Comparison Slider for figures and images with RICV

By Kailas Venkitasubramanian in R

February 17, 2022

There is no end to all the magic you can do with R. I come across at least one nifty tool in the web everyday. RICV is one such awesome little visualization package that lets you compare plots using sliders.

Here’s a short introduction of RICV’s magic.

Get set up

Install the package from github and call the libraries you need to create visualizations. ggplot is my viz workhorse. I also call ggthemr because it lets me use the rust theme whose color palettes work nicely with this website theme :).

# devtools::install_github("xvrdm/ricv")
library(dplyr)
library(ggplot2)
library(ricv)
library(ggthemr)

Invoke the theme

Let’s get the rust theme

ggthemr('dust')

Generate a few plots

I got the IRIS dataset to test a few bivariate scatterplot variants. p1 is a basic plot. p2 is a bin2d plot where the rectangle shading usually helps when there is overplotting.

plot_gg <-  ggplot(data=iris, aes(x=Sepal.Width,y=Sepal.Length)) + 
  geom_point() +   xlim(2, 4.5) + ylim(4, 8)

p1 = tempfile(fileext = '.png') %>% 
                basename() %>% 
                  paste0('img/', .)

p2 = tempfile(fileext = '.png') %>% 
                basename() %>% 
                  paste0('img/', .)

ggsave(p1,plot_gg)

ggsave(p2,plot_gg + 
         geom_bin2d()+theme(legend.position = "none"))

Check the plots

p1

p2

They look right. Now let’s combine them!

Combine plots and bring the slider

ppp <- ricv(img1 = p1, img2 = p2,
     options = list(addCircle = TRUE, hoverStart = TRUE))

ppp
## $addCircle
## [1] TRUE
## 
## $hoverStart
## [1] TRUE
## 
## NULL
## $addCircle
## [1] TRUE
## 
## $hoverStart
## [1] TRUE
## 
## attr(,"class")
## [1] "Options"

We now have the plots overlaid and a slider lets us interact and visualize changes or get a different visual perspective of the bivariate relationship.

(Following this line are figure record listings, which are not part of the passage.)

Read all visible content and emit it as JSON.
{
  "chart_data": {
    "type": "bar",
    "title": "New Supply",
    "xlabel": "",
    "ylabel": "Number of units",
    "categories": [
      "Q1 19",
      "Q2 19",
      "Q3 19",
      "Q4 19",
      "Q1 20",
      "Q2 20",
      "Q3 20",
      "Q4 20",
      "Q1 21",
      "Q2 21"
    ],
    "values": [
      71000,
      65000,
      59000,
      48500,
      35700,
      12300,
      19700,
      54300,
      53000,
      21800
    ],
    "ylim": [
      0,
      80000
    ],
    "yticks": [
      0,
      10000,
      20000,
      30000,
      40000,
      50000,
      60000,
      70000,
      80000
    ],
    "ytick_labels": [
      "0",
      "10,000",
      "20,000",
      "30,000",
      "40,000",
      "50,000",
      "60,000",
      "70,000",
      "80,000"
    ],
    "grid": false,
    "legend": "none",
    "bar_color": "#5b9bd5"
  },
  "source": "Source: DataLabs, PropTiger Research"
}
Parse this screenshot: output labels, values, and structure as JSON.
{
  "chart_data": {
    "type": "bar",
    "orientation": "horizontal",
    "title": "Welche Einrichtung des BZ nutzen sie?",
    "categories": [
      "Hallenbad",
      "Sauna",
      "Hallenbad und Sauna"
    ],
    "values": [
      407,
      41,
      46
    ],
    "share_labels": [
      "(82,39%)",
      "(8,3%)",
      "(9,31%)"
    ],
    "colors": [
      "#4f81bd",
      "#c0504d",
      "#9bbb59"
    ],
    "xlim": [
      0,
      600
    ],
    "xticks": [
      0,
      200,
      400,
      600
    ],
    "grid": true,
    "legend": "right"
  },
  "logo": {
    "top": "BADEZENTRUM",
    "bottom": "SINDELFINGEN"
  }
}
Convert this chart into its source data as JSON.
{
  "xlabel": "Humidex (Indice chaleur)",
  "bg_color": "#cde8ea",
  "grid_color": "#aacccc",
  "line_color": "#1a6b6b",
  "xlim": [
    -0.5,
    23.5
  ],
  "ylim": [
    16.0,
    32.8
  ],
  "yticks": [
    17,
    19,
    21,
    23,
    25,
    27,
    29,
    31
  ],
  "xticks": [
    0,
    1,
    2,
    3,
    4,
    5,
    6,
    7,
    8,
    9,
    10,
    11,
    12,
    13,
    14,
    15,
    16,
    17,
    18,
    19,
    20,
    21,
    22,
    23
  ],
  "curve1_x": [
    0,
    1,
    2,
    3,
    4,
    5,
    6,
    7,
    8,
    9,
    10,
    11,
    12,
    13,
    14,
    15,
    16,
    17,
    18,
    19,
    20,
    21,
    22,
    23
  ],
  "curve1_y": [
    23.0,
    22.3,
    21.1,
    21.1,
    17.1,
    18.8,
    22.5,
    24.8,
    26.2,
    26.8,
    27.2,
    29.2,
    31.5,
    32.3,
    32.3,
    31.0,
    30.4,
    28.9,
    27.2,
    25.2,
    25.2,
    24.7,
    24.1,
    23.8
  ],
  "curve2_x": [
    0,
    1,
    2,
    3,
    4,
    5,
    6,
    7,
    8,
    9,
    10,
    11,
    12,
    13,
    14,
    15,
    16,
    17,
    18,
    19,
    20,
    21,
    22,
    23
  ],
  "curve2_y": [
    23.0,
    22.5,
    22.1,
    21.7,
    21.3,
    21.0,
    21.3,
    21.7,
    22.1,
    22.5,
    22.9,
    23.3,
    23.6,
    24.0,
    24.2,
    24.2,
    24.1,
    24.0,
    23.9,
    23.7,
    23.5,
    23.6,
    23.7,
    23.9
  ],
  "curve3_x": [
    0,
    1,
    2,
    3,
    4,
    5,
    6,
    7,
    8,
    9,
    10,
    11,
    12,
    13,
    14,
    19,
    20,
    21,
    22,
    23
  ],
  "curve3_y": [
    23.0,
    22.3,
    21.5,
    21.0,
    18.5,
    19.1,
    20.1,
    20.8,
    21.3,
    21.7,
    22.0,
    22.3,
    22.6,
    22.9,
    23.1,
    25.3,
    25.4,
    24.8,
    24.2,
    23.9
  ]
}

Generate a regression overlay

Let’s try a variant that is especially useful - regression lines that can be overlaid and swept away on demand when exploring scatterplot. p3 creates a smooth regression line with confidence intervals.

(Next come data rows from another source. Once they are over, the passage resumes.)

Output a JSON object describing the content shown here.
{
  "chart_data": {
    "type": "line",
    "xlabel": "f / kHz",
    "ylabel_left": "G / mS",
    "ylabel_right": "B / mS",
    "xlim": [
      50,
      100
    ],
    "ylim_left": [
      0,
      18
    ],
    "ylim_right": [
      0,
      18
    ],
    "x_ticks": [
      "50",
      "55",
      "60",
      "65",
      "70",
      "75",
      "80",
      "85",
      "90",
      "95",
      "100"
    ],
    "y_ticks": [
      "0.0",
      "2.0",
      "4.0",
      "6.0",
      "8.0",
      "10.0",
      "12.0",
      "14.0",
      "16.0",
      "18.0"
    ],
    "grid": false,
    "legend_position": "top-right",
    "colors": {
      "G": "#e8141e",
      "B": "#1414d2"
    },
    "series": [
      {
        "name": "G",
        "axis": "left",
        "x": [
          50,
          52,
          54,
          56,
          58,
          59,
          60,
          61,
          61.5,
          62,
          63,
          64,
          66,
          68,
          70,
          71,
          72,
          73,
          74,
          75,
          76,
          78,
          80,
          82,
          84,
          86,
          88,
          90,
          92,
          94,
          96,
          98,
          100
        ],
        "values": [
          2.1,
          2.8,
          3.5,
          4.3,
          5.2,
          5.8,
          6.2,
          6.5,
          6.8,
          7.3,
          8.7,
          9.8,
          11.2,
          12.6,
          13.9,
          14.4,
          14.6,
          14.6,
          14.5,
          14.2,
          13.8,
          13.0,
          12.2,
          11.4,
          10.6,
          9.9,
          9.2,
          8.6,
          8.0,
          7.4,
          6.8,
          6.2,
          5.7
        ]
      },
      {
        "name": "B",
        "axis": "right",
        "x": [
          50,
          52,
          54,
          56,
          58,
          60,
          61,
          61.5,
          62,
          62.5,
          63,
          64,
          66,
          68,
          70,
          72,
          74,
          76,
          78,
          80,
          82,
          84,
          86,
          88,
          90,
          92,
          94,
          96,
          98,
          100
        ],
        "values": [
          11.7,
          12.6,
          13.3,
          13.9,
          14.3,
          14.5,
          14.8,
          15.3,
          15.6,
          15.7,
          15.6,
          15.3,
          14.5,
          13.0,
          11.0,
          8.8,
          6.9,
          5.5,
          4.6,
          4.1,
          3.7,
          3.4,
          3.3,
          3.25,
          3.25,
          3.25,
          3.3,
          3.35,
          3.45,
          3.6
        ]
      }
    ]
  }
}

p3 = tempfile(fileext = '.png') %>% 
                basename() %>% 
                  paste0('img/', .)

ggsave(p3,plot_gg + 
         geom_smooth())

Awesomeness

We now can slide regression lines in and out of plots.

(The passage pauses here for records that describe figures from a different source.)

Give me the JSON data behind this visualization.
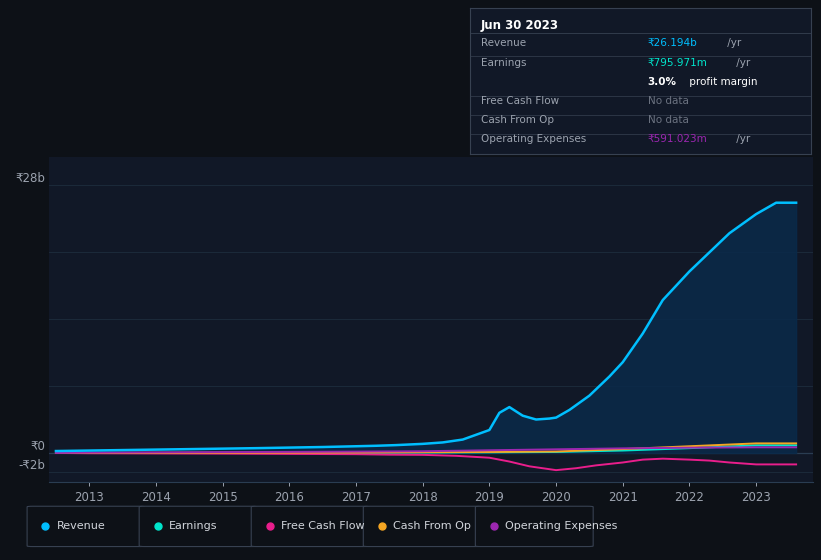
{
  "background_color": "#0d1117",
  "chart_bg_color": "#111827",
  "grid_color": "#1e2d3d",
  "text_color": "#9ca3af",
  "y_labels": [
    "₹28b",
    "₹0",
    "-₹2b"
  ],
  "y_values": [
    28000000000,
    0,
    -2000000000
  ],
  "x_labels": [
    "2013",
    "2014",
    "2015",
    "2016",
    "2017",
    "2018",
    "2019",
    "2020",
    "2021",
    "2022",
    "2023"
  ],
  "x_ticks": [
    2013,
    2014,
    2015,
    2016,
    2017,
    2018,
    2019,
    2020,
    2021,
    2022,
    2023
  ],
  "ylim": [
    -3000000000,
    31000000000
  ],
  "xlim": [
    2012.4,
    2023.85
  ],
  "legend": [
    {
      "label": "Revenue",
      "color": "#00bfff"
    },
    {
      "label": "Earnings",
      "color": "#00e5cc"
    },
    {
      "label": "Free Cash Flow",
      "color": "#e91e8c"
    },
    {
      "label": "Cash From Op",
      "color": "#f5a623"
    },
    {
      "label": "Operating Expenses",
      "color": "#9c27b0"
    }
  ],
  "info_box": {
    "title": "Jun 30 2023",
    "rows": [
      {
        "label": "Revenue",
        "value": "₹26.194b",
        "suffix": " /yr",
        "value_color": "#00bfff",
        "separator": true
      },
      {
        "label": "Earnings",
        "value": "₹795.971m",
        "suffix": " /yr",
        "value_color": "#00e5cc",
        "separator": false
      },
      {
        "label": "",
        "value": "3.0%",
        "suffix": " profit margin",
        "value_color": "#ffffff",
        "separator": true,
        "bold_value": true
      },
      {
        "label": "Free Cash Flow",
        "value": "No data",
        "suffix": "",
        "value_color": "#6b7280",
        "separator": true
      },
      {
        "label": "Cash From Op",
        "value": "No data",
        "suffix": "",
        "value_color": "#6b7280",
        "separator": true
      },
      {
        "label": "Operating Expenses",
        "value": "₹591.023m",
        "suffix": " /yr",
        "value_color": "#9c27b0",
        "separator": false
      }
    ]
  },
  "revenue_x": [
    2012.5,
    2013.0,
    2013.5,
    2014.0,
    2014.5,
    2015.0,
    2015.5,
    2016.0,
    2016.5,
    2017.0,
    2017.3,
    2017.6,
    2018.0,
    2018.3,
    2018.6,
    2019.0,
    2019.15,
    2019.3,
    2019.5,
    2019.7,
    2019.9,
    2020.0,
    2020.2,
    2020.5,
    2020.8,
    2021.0,
    2021.3,
    2021.6,
    2022.0,
    2022.3,
    2022.6,
    2023.0,
    2023.3,
    2023.6
  ],
  "revenue_y": [
    200000000,
    250000000,
    300000000,
    350000000,
    400000000,
    450000000,
    500000000,
    560000000,
    620000000,
    700000000,
    750000000,
    820000000,
    950000000,
    1100000000,
    1400000000,
    2400000000,
    4200000000,
    4800000000,
    3900000000,
    3500000000,
    3600000000,
    3700000000,
    4500000000,
    6000000000,
    8000000000,
    9500000000,
    12500000000,
    16000000000,
    19000000000,
    21000000000,
    23000000000,
    25000000000,
    26194000000,
    26194000000
  ],
  "earnings_x": [
    2012.5,
    2013.0,
    2014.0,
    2015.0,
    2016.0,
    2017.0,
    2018.0,
    2019.0,
    2020.0,
    2021.0,
    2022.0,
    2023.0,
    2023.6
  ],
  "earnings_y": [
    0,
    0,
    0,
    0,
    0,
    20000000,
    40000000,
    60000000,
    100000000,
    250000000,
    500000000,
    795000000,
    795000000
  ],
  "fcf_x": [
    2012.5,
    2013.0,
    2014.0,
    2015.0,
    2016.0,
    2017.0,
    2017.5,
    2018.0,
    2018.5,
    2019.0,
    2019.3,
    2019.6,
    2019.9,
    2020.0,
    2020.3,
    2020.6,
    2021.0,
    2021.3,
    2021.6,
    2022.0,
    2022.3,
    2022.6,
    2023.0,
    2023.3,
    2023.6
  ],
  "fcf_y": [
    0,
    -30000000,
    -50000000,
    -70000000,
    -100000000,
    -130000000,
    -180000000,
    -200000000,
    -300000000,
    -500000000,
    -900000000,
    -1400000000,
    -1700000000,
    -1800000000,
    -1600000000,
    -1300000000,
    -1000000000,
    -700000000,
    -600000000,
    -700000000,
    -800000000,
    -1000000000,
    -1200000000,
    -1200000000,
    -1200000000
  ],
  "cop_x": [
    2012.5,
    2013.0,
    2014.0,
    2015.0,
    2016.0,
    2017.0,
    2018.0,
    2019.0,
    2020.0,
    2021.0,
    2022.0,
    2023.0,
    2023.6
  ],
  "cop_y": [
    0,
    0,
    10000000,
    20000000,
    30000000,
    50000000,
    80000000,
    100000000,
    150000000,
    400000000,
    700000000,
    1000000000,
    1000000000
  ],
  "opex_x": [
    2012.5,
    2013.0,
    2014.0,
    2015.0,
    2016.0,
    2017.0,
    2018.0,
    2019.0,
    2020.0,
    2021.0,
    2022.0,
    2023.0,
    2023.6
  ],
  "opex_y": [
    0,
    30000000,
    60000000,
    90000000,
    110000000,
    140000000,
    180000000,
    280000000,
    380000000,
    480000000,
    550000000,
    591000000,
    591000000
  ],
  "n_gridlines": 5,
  "grid_y_positions": [
    28000000000,
    21000000000,
    14000000000,
    7000000000,
    0,
    -2000000000
  ]
}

ppp1 <- ricv(img1 = p1, img2 = p3,
     options = list(addCircle = TRUE, hoverStart = TRUE))
## $addCircle
## [1] TRUE
## 
## $hoverStart
## [1] TRUE
## 
## NULL
## $addCircle
## [1] TRUE
## 
## $hoverStart
## [1] TRUE
## 
## attr(,"class")
## [1] "Options"
ppp1

Many possibilities

That’s it, folks. Try out RICV to add a bit of literal slickness to your visualizations. I’ll try to use this utility when showing changes over time, compare model estimates, or display maps with different filters.